Bertahun-tahun aku memandang Ibuku jauh superior dari Ayahku. Karena aku cukup materialistis saat kecil, ada sebuah moment dimana guru kami mendata penghasilan orang tua murid untuk sumbangan sekolah. Disitu aku tahu gaji Ayah dan Ibuku. Gaji Ibuku jauh lebih besar dari gaji Ayah. Disitu aku terus bertanya kepada Ibuku. “Kok ibu mau sih nikah sama Ayah?” heranku seheran-herannya. Waktu itu ibuku jawab “Ya soalnya Ayah tu baik”. “Hah? Baik apanya? orang males dan rokokan gitu kok” protesku. Ibuku hanya tertawa kecil. Tapi aku serius dengan pertanyaanku. Karena aku sering kecewa dengan Ayah yang telat mengantarku ke sekolah, bahkan telat menjemput juga sampai sekolah kosong semua karena murid-murid sudah pada pulang. Mungkin itu kenapa ketika kelas 2 SD aku sudah memutuskan untuk pulang sendiri. Umur sekecil itu aku sudah naik bus 2 kali dengan jarak 20km untuk pulang kerumah, karena jarak sekolahku sangat jauh dari rumah.
Ayahku Keras Kepala
2018 adalah tahun yang berat bagiku dan keluarga. Karena tanpa disangka-sangka, Ibuku yang memiliki pola hidup sehat, terkena Kangker Serviks. Aku waktu itu benar-benar berpikir Ibuku bisa sembuh. Karena dia sangat tahu bagaimana mengurus hidupnya. Dan dia tak akan menolak obat walau itu pahit. Di tahun itu aku baru mengenal Ayahku.
Ayahku yang setia menjaga Ibu di usianya yang sudah tak produktif, membalur Ibuku setiap malam sekujur tubuhnya, yang aku tahu itu melelahkan. Tak ada hal yang lebih melelahkan dari merawat orang sakit. Bahkan lembur berhari-hari dikantor gak ada apa-apanya dibanding merawat orang sakit. Dan Ayahku gak pernah meninggalkan ibuku. Ia mencuci baju Ibuku, menyuapi Ibuku, menghibur Ibuku dan tak pernah menampakkan kesedihannya didepan Ibu. Seolah semua baik-baik saja.

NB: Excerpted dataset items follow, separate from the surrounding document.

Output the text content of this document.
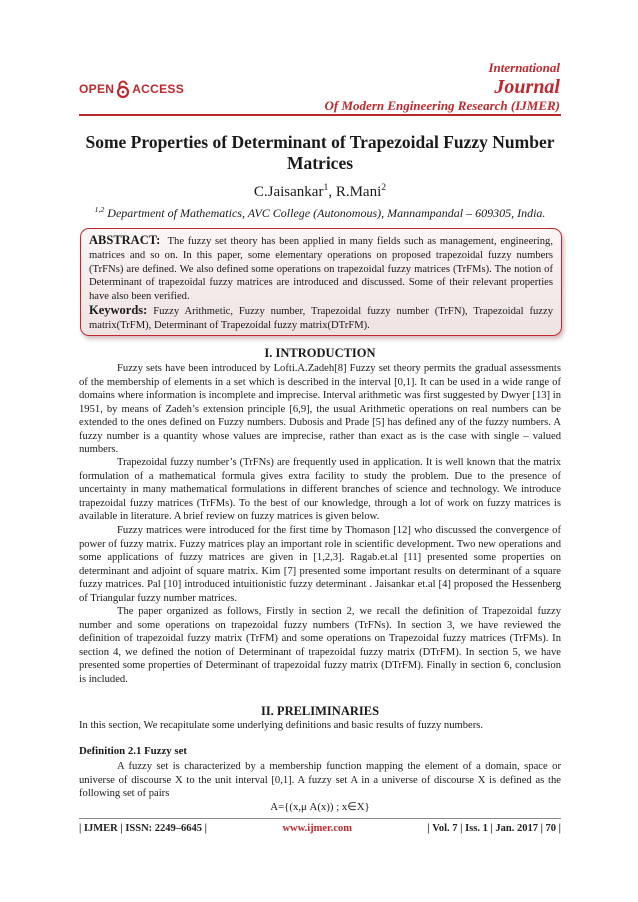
International
Journal
Of Modern Engineering Research (IJMER)
OPEN ACCESS
Some Properties of Determinant of Trapezoidal Fuzzy Number Matrices
C.Jaisankar$^1$, R.Mani$^2$
$^{1,2}$ Department of Mathematics, AVC College (Autonomous), Mannampandal – 609305, India.
ABSTRACT: The fuzzy set theory has been applied in many fields such as management, engineering, matrices and so on. In this paper, some elementary operations on proposed trapezoidal fuzzy numbers (TrFNs) are defined. We also defined some operations on trapezoidal fuzzy matrices (TrFMs). The notion of Determinant of trapezoidal fuzzy matrices are introduced and discussed. Some of their relevant properties have also been verified.
Keywords: Fuzzy Arithmetic, Fuzzy number, Trapezoidal fuzzy number (TrFN), Trapezoidal fuzzy matrix(TrFM), Determinant of Trapezoidal fuzzy matrix(DTrFM).
I. INTRODUCTION
Fuzzy sets have been introduced by Lofti.A.Zadeh[8] Fuzzy set theory permits the gradual assessments of the membership of elements in a set which is described in the interval [0,1]. It can be used in a wide range of domains where information is incomplete and imprecise. Interval arithmetic was first suggested by Dwyer [13] in 1951, by means of Zadeh’s extension principle [6,9], the usual Arithmetic operations on real numbers can be extended to the ones defined on Fuzzy numbers. Dubosis and Prade [5] has defined any of the fuzzy numbers. A fuzzy number is a quantity whose values are imprecise, rather than exact as is the case with single – valued numbers.
Trapezoidal fuzzy number’s (TrFNs) are frequently used in application. It is well known that the matrix formulation of a mathematical formula gives extra facility to study the problem. Due to the presence of uncertainty in many mathematical formulations in different branches of science and technology. We introduce trapezoidal fuzzy matrices (TrFMs). To the best of our knowledge, through a lot of work on fuzzy matrices is available in literature. A brief review on fuzzy matrices is given below.
Fuzzy matrices were introduced for the first time by Thomason [12] who discussed the convergence of power of fuzzy matrix. Fuzzy matrices play an important role in scientific development. Two new operations and some applications of fuzzy matrices are given in [1,2,3]. Ragab.et.al [11] presented some properties on determinant and adjoint of square matrix. Kim [7] presented some important results on determinant of a square fuzzy matrices. Pal [10] introduced intuitionistic fuzzy determinant . Jaisankar et.al [4] proposed the Hessenberg of Triangular fuzzy number matrices.
The paper organized as follows, Firstly in section 2, we recall the definition of Trapezoidal fuzzy number and some operations on trapezoidal fuzzy numbers (TrFNs). In section 3, we have reviewed the definition of trapezoidal fuzzy matrix (TrFM) and some operations on Trapezoidal fuzzy matrices (TrFMs). In section 4, we defined the notion of Determinant of trapezoidal fuzzy matrix (DTrFM). In section 5, we have presented some properties of Determinant of trapezoidal fuzzy matrix (DTrFM). Finally in section 6, conclusion is included.
II. PRELIMINARIES
In this section, We recapitulate some underlying definitions and basic results of fuzzy numbers.
Definition 2.1 Fuzzy set
A fuzzy set is characterized by a membership function mapping the element of a domain, space or universe of discourse X to the unit interval [0,1]. A fuzzy set A in a universe of discourse X is defined as the following set of pairs
A={(x,μ A(x)) ; x∈X}
| IJMER | ISSN: 2249–6645 |	www.ijmer.com	| Vol. 7 | Iss. 1 | Jan. 2017 | 70 |
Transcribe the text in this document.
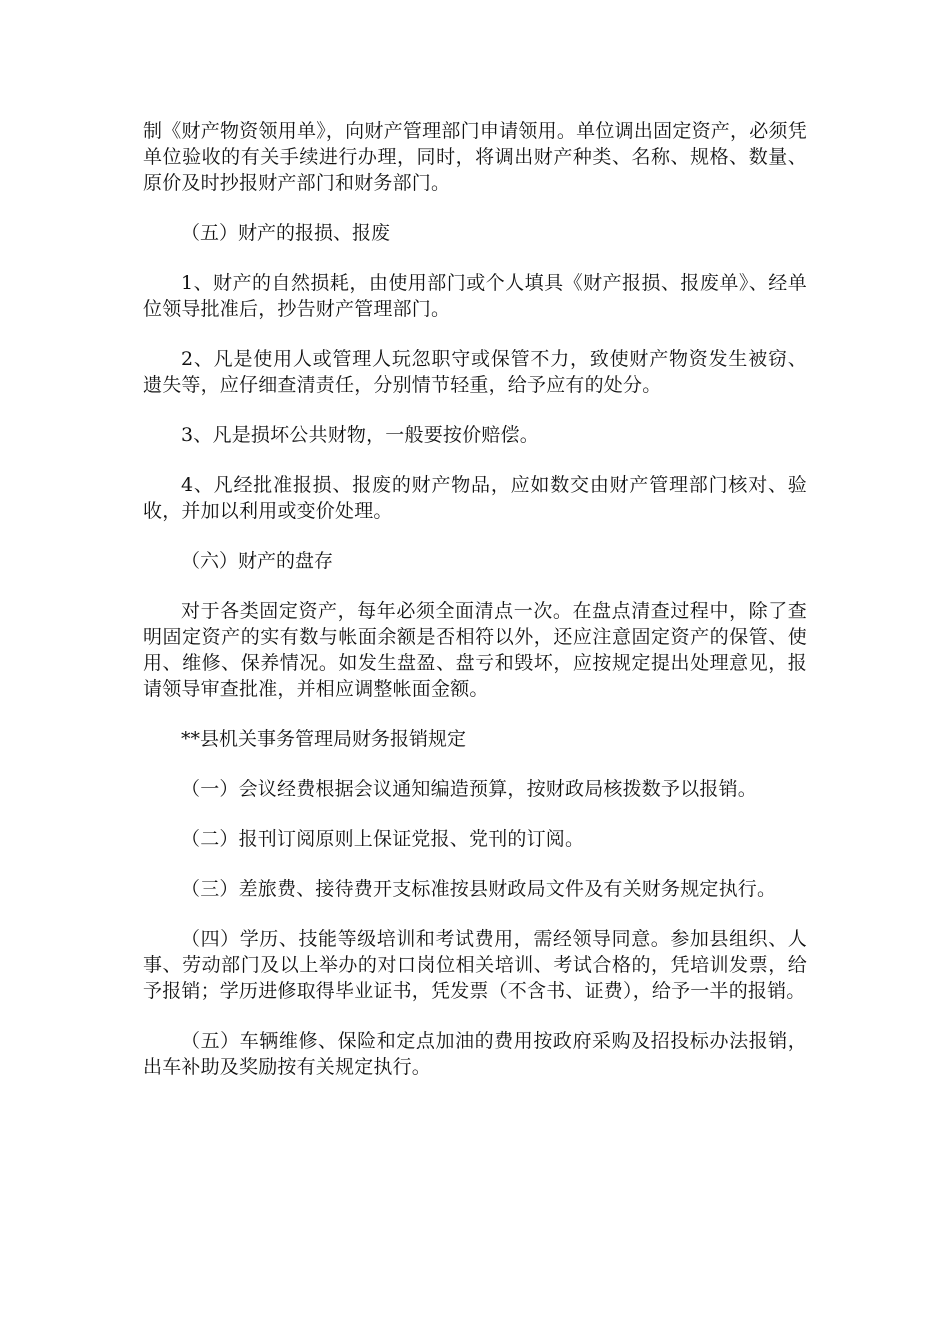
制《财产物资领用单》，向财产管理部门申请领用。单位调出固定资产，必须凭单位验收的有关手续进行办理，同时，将调出财产种类、名称、规格、数量、原价及时抄报财产部门和财务部门。

（五）财产的报损、报废

1、财产的自然损耗，由使用部门或个人填具《财产报损、报废单》、经单位领导批准后，抄告财产管理部门。

2、凡是使用人或管理人玩忽职守或保管不力，致使财产物资发生被窃、遗失等，应仔细查清责任，分别情节轻重，给予应有的处分。

3、凡是损坏公共财物，一般要按价赔偿。

4、凡经批准报损、报废的财产物品，应如数交由财产管理部门核对、验收，并加以利用或变价处理。

（六）财产的盘存

对于各类固定资产，每年必须全面清点一次。在盘点清查过程中，除了查明固定资产的实有数与帐面余额是否相符以外，还应注意固定资产的保管、使用、维修、保养情况。如发生盘盈、盘亏和毁坏，应按规定提出处理意见，报请领导审查批准，并相应调整帐面金额。

**县机关事务管理局财务报销规定

（一）会议经费根据会议通知编造预算，按财政局核拨数予以报销。

（二）报刊订阅原则上保证党报、党刊的订阅。

（三）差旅费、接待费开支标准按县财政局文件及有关财务规定执行。

（四）学历、技能等级培训和考试费用，需经领导同意。参加县组织、人事、劳动部门及以上举办的对口岗位相关培训、考试合格的，凭培训发票，给予报销；学历进修取得毕业证书，凭发票（不含书、证费），给予一半的报销。

（五）车辆维修、保险和定点加油的费用按政府采购及招投标办法报销，出车补助及奖励按有关规定执行。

Sebenarnya aku sempat kesal dengan Ayahku yang tak memperbolehkan kami menjual mobil lama dan membeli mobil baru yang lebih kecil. Ibuku butuh transportasi kerumah sakit, bolak-balik. Dan Gocar tidak bisa sampai depan rumah sehingga Ibu masih harus jalan kedepan gang sambil menahan sakit. Tapi kami ngotot. Akhirnya kami membeli mobil baru. Tapi ketika mobil itu berhasil dibeli, Ayah tak memperbolehkannya dibawa ke Malang, karena saat itu Ibu dirawat di Malang. Katanya, “Nanti aja kalo Ibu pulang ke Jogja”. Dan sampai akhirnya Ibu meninggal di Malang dan tak pernah mengendarai mobil yang kami beli untuknya. Aku kesal karena ayahku sangat keras kepala.
Aku kesal. Kesal sekali karena Ibu sedari dahulu tak pernah punya mobil baru. Kami selalu membeli mobil lawas dan selalu mogok. Disaat ini berhasil kami beli, Ibu malah tidak bisa menaikinya. Padahal mobil itu untuknya. Aku bahkan berjanji akan belajar nyetir agar bisa membawanya jalan-jalan kemanapun. Tapi hal itu tak pernah terjadi.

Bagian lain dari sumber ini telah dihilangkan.